このような場合の返礼品は、翌年のカウントとするようにしましょう。

 

一時所得がなくても、基本的には寄付金控除の確定申告が必要

給与所得者である場合、ほとんどの給与所得者は給与の支払者が行う年末調整によって所得税額が確定し、納税も完了するので確定申告をする必要がないのですが、

ふるさと納税の寄付金控除は年末調整では行われないので、寄付金控除を受けるためには基本的には確定申告をすることが必要となります。

 

「ふるさと納税ワンストップ特例」の申請書を提出した場合

ワンストップ特例という制度を採用した場合には、還付を受けるために所得税の確定申告をする必要はありません。

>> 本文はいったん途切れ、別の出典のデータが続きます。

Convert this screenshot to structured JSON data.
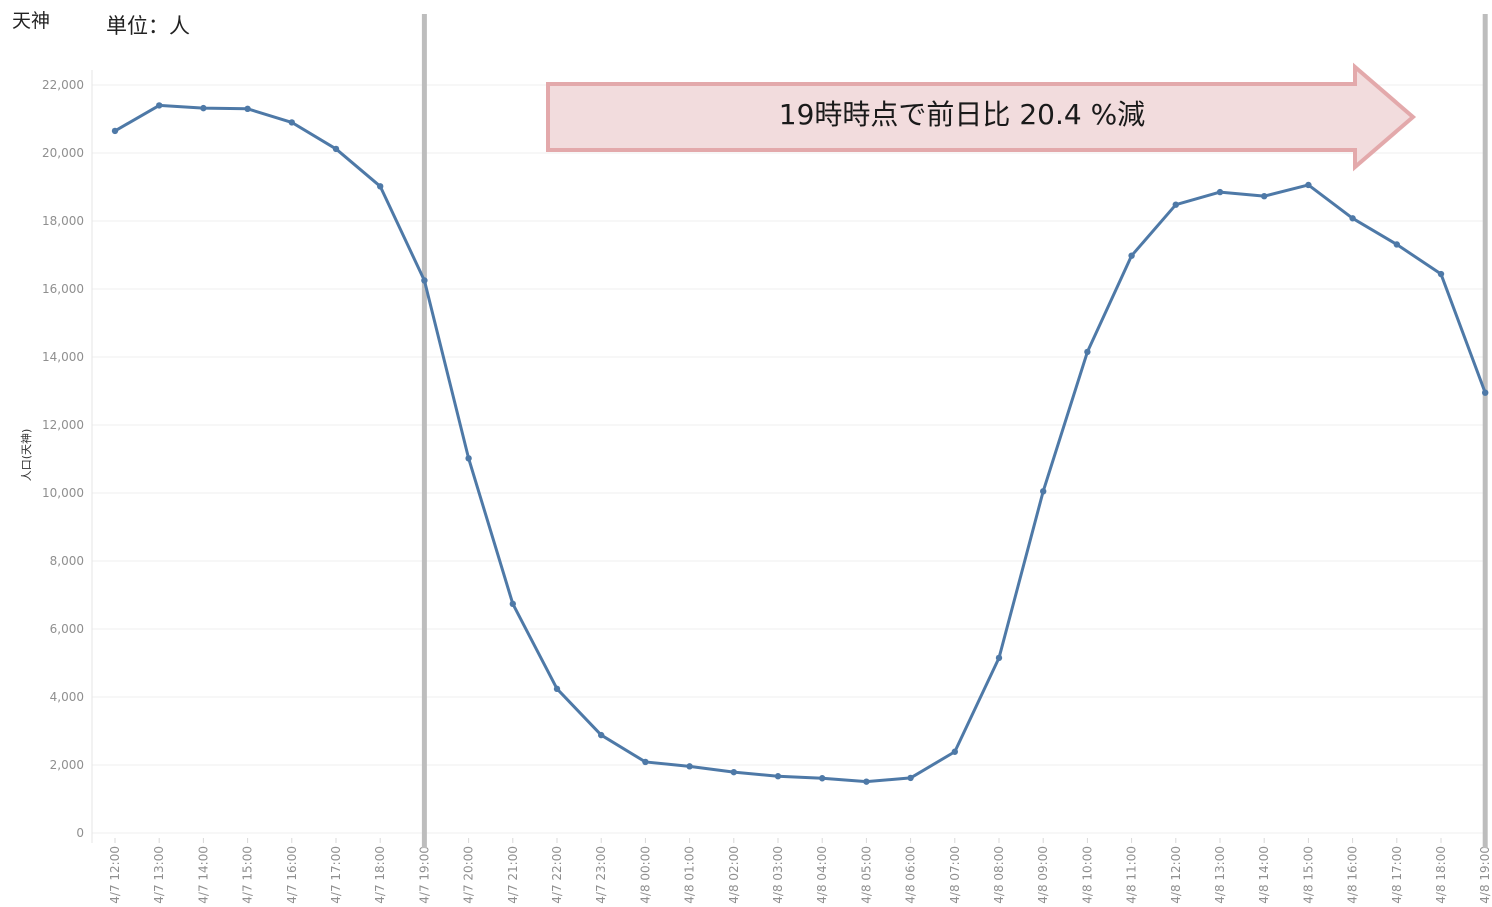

ワンストップ特例の場合、所得税の控除額も個人住民税から控除されることとなります。

しかし、「ふるさと納税ワンストップ特例の適用に関する申請書」を提出した人が、結局は、所得税の確定申告を行うこととなる場合には、ワンストップ特例の適用を受けることができなくなります。

この場合には、所得税の確定申告を行う際に、全てのふるさと納税の金額を寄附金控除額の計算に含める必要があります。

 

まとめ

  • ふるさと納税の返礼品は一時所得となる。
  • 一時所得は50万円を超えると所得税が課税される。
  • 給与所得者であっても、ふるさと納税の寄付金控除は所得税の確定申告が必要である。(ワンストップ納税の場合を除く。)
  • 返礼品以外に一時所得がなければ、高額寄付者以外のほとんどの人は一時所得の申告は気にする必要がないと考えられる。

 

ご覧いただきまして誠にありがとうございました。

※この記事は、作成時点の法令または経験などをもとに記載したものです。法改正などにより記載内容に相違が生じる可能性があります。

記事中の意見部分については記載者の見解ですので、実際の適用においては個別具体的な内容をお近くの税理士にご相談くださいますようお願い申し上げます。